I'm happy to work toward your preferred approach here, though I'm not
sure I know how to achieve it. I think I understand how cxl is keeping
device_private_memory out, but I don't think I understand the resource
system well enough to see how amdgpu can make a properly trimmed
resource for request_free_mem_region. My novice attempt would be
something like:

diff --git a/drivers/gpu/drm/amd/amdkfd/kfd_migrate.c b/drivers/gpu/drm/amd/amdkfd/kfd_migrate.c
index 8ee3d07ffbdfa..d84de6d66ac45 100644
--- a/drivers/gpu/drm/amd/amdkfd/kfd_migrate.c
+++ b/drivers/gpu/drm/amd/amdkfd/kfd_migrate.c
@@ -1038,7 +1039,14 @@ int kgd2kfd_init_zone_device(struct amdgpu_device *adev)

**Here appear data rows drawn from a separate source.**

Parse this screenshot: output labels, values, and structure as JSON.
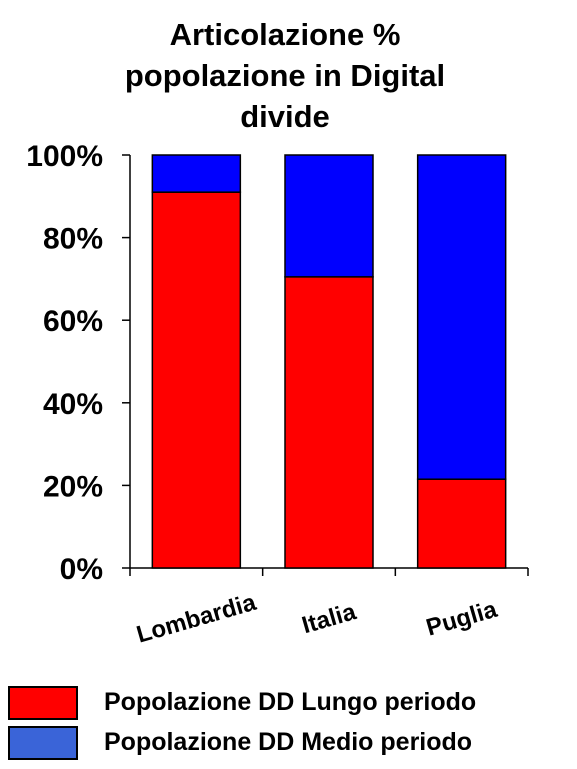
{
  "chart_data": {
    "type": "bar",
    "stacked": true,
    "percent": true,
    "title_lines": [
      "Articolazione %",
      "popolazione in Digital",
      "divide"
    ],
    "categories": [
      "Lombardia",
      "Italia",
      "Puglia"
    ],
    "series": [
      {
        "name": "Popolazione DD Lungo periodo",
        "color": "#ff0000",
        "values": [
          91,
          70.5,
          21.5
        ]
      },
      {
        "name": "Popolazione DD Medio periodo",
        "color": "#0000ff",
        "values": [
          9,
          29.5,
          78.5
        ]
      }
    ],
    "y_ticks": [
      "0%",
      "20%",
      "40%",
      "60%",
      "80%",
      "100%"
    ],
    "ylim": [
      0,
      100
    ],
    "grid": false,
    "legend_position": "bottom",
    "legend_colors": [
      "#ff0000",
      "#3a64d8"
    ]
  }
}
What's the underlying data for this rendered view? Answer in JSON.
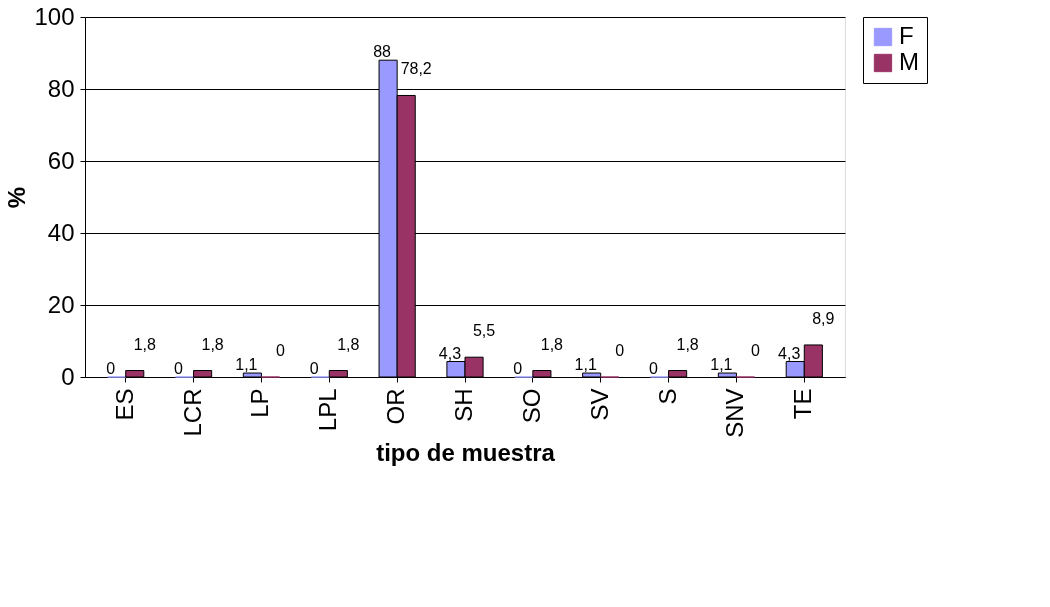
{
  "chart_data": {
    "type": "bar",
    "xlabel": "tipo de muestra",
    "ylabel": "%",
    "categories": [
      "ES",
      "LCR",
      "LP",
      "LPL",
      "OR",
      "SH",
      "SO",
      "SV",
      "S",
      "SNV",
      "TE"
    ],
    "series": [
      {
        "name": "F",
        "color": "#9999ff",
        "values": [
          0,
          0,
          1.1,
          0,
          88,
          4.3,
          0,
          1.1,
          0,
          1.1,
          4.3
        ],
        "value_labels": [
          "0",
          "0",
          "1,1",
          "0",
          "88",
          "4,3",
          "0",
          "1,1",
          "0",
          "1,1",
          "4,3"
        ]
      },
      {
        "name": "M",
        "color": "#993366",
        "values": [
          1.8,
          1.8,
          0,
          1.8,
          78.2,
          5.5,
          1.8,
          0,
          1.8,
          0,
          8.9
        ],
        "value_labels": [
          "1,8",
          "1,8",
          "0",
          "1,8",
          "78,2",
          "5,5",
          "1,8",
          "0",
          "1,8",
          "0",
          "8,9"
        ]
      }
    ],
    "ylim": [
      0,
      100
    ],
    "yticks": [
      0,
      20,
      40,
      60,
      80,
      100
    ],
    "grid": "y",
    "legend": "right"
  }
}
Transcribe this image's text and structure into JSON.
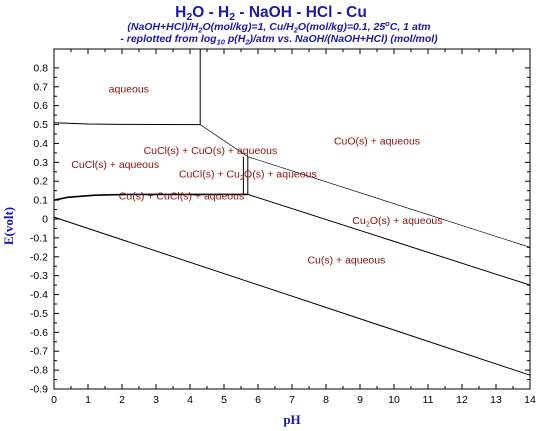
{
  "chart_data": {
    "type": "line",
    "title": {
      "pre": "H",
      "s1": "2",
      "mid1": "O - H",
      "s2": "2",
      "post": " - NaOH - HCl - Cu"
    },
    "subtitle1": {
      "a": "(NaOH+HCl)/H",
      "s1": "2",
      "b": "O(mol/kg)=1, Cu/H",
      "s2": "2",
      "c": "O(mol/kg)=0.1,   25",
      "sup": "o",
      "d": "C, 1 atm"
    },
    "subtitle2": {
      "a": "- replotted from log",
      "s1": "10",
      "b": " p(H",
      "s2": "2",
      "c": ")/atm vs. NaOH/(NaOH+HCl) (mol/mol)"
    },
    "xlabel": "pH",
    "ylabel": "E(volt)",
    "xlim": [
      0,
      14
    ],
    "ylim": [
      -0.9,
      0.9
    ],
    "xticks": [
      0,
      1,
      2,
      3,
      4,
      5,
      6,
      7,
      8,
      9,
      10,
      11,
      12,
      13,
      14
    ],
    "yticks": [
      0.8,
      0.7,
      0.6,
      0.5,
      0.4,
      0.3,
      0.2,
      0.1,
      0,
      -0.1,
      -0.2,
      -0.3,
      -0.4,
      -0.5,
      -0.6,
      -0.7,
      -0.8,
      -0.9
    ],
    "grid": false,
    "series": [
      {
        "points": [
          [
            0,
            0.01
          ],
          [
            14,
            -0.827
          ]
        ],
        "stroke": 1.0
      },
      {
        "points": [
          [
            4.3,
            0.5
          ],
          [
            5.7,
            0.33
          ],
          [
            14,
            -0.15
          ]
        ],
        "stroke": 0.7
      },
      {
        "points": [
          [
            5.7,
            0.13
          ],
          [
            14,
            -0.35
          ]
        ],
        "stroke": 1.0
      },
      {
        "points": [
          [
            0,
            0.51
          ],
          [
            1,
            0.503
          ],
          [
            2,
            0.501
          ],
          [
            4.3,
            0.5
          ]
        ],
        "stroke": 1.0
      },
      {
        "points": [
          [
            4.3,
            0.9
          ],
          [
            4.3,
            0.5
          ]
        ],
        "stroke": 1.0
      },
      {
        "points": [
          [
            0,
            0.1
          ],
          [
            0.4,
            0.115
          ],
          [
            1.2,
            0.126
          ],
          [
            2.2,
            0.13
          ],
          [
            5.7,
            0.13
          ]
        ],
        "stroke": 1.6
      },
      {
        "points": [
          [
            5.7,
            0.33
          ],
          [
            5.7,
            0.13
          ]
        ],
        "stroke": 1.0
      },
      {
        "points": [
          [
            5.57,
            0.33
          ],
          [
            5.57,
            0.13
          ]
        ],
        "stroke": 1.0
      }
    ],
    "regions": [
      {
        "text": "aqueous",
        "x": 2.2,
        "y": 0.69
      },
      {
        "text": "CuCl(s) + CuO(s) + aqueous",
        "x": 4.6,
        "y": 0.365
      },
      {
        "text": "CuCl(s) + aqueous",
        "x": 1.8,
        "y": 0.29
      },
      {
        "text": "CuCl(s) + Cu",
        "s": "2",
        "t": "O(s) + aqueous",
        "x": 5.7,
        "y": 0.24
      },
      {
        "text": "Cu(s) + CuCl(s) + aqueous",
        "x": 3.75,
        "y": 0.125
      },
      {
        "text": "CuO(s) + aqueous",
        "x": 9.5,
        "y": 0.415
      },
      {
        "text": "Cu",
        "s": "2",
        "t": "O(s) + aqueous",
        "x": 10.1,
        "y": -0.005
      },
      {
        "text": "Cu(s) + aqueous",
        "x": 8.6,
        "y": -0.215
      }
    ]
  }
}
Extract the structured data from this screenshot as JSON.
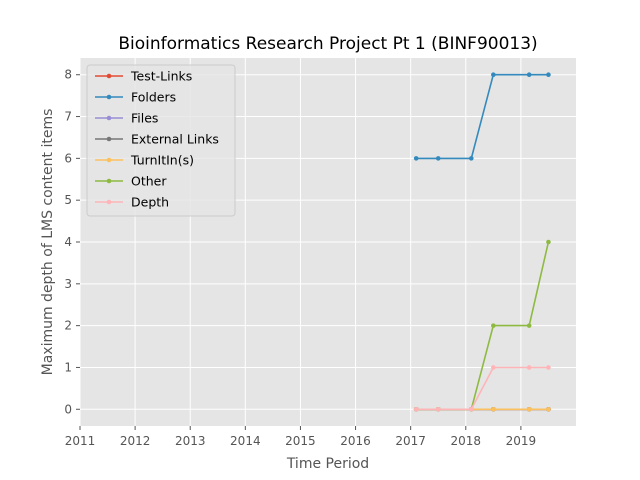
{
  "chart_data": {
    "type": "line",
    "title": "Bioinformatics Research Project Pt 1 (BINF90013)",
    "xlabel": "Time Period",
    "ylabel": "Maximum depth of LMS content items",
    "xlim": [
      2011,
      2020
    ],
    "ylim": [
      -0.4,
      8.4
    ],
    "xticks": [
      "2011",
      "2012",
      "2013",
      "2014",
      "2015",
      "2016",
      "2017",
      "2018",
      "2019"
    ],
    "yticks": [
      "0",
      "1",
      "2",
      "3",
      "4",
      "5",
      "6",
      "7",
      "8"
    ],
    "grid": true,
    "legend_position": "upper-left",
    "x": [
      2017.1,
      2017.5,
      2018.1,
      2018.5,
      2019.15,
      2019.5
    ],
    "series": [
      {
        "name": "Test-Links",
        "color": "#E24A33",
        "values": [
          0,
          0,
          0,
          0,
          0,
          0
        ]
      },
      {
        "name": "Folders",
        "color": "#348ABD",
        "values": [
          6,
          6,
          6,
          8,
          8,
          8
        ]
      },
      {
        "name": "Files",
        "color": "#988ED5",
        "values": [
          0,
          0,
          0,
          0,
          0,
          0
        ]
      },
      {
        "name": "External Links",
        "color": "#777777",
        "values": [
          0,
          0,
          0,
          0,
          0,
          0
        ]
      },
      {
        "name": "TurnItIn(s)",
        "color": "#FBC15E",
        "values": [
          0,
          0,
          0,
          0,
          0,
          0
        ]
      },
      {
        "name": "Other",
        "color": "#8EBA42",
        "values": [
          0,
          0,
          0,
          2,
          2,
          4
        ]
      },
      {
        "name": "Depth",
        "color": "#FFB5B8",
        "values": [
          0,
          0,
          0,
          1,
          1,
          1
        ]
      }
    ]
  }
}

                pgmap->range.end = adev->gmc.aper_base + adev->gmc.aper_size - 1;
                pgmap->type = MEMORY_DEVICE_COHERENT;
        } else {
-               res = devm_request_free_mem_region(adev->dev, &iomem_resource, size);
+               struct range mappable;
+               struct resource root;
+
+               mappable = arch_get_mappable_range();
+               root.start = mappable.start;
+               root.end = mappable.end;
+               root.child = iomem_resource.child;
+               res = devm_request_free_mem_region(adev->dev, &root, size);
                if (IS_ERR(res))
                        return PTR_ERR(res);
                pgmap->range.start = res->start;

Apart from this being wrong with respect to resource_lock, is that sort
of the idea? or am I missing the sensible way to hoist the vmemmap range
into iomem_resource? or maybe I'm just totally off in the weeds.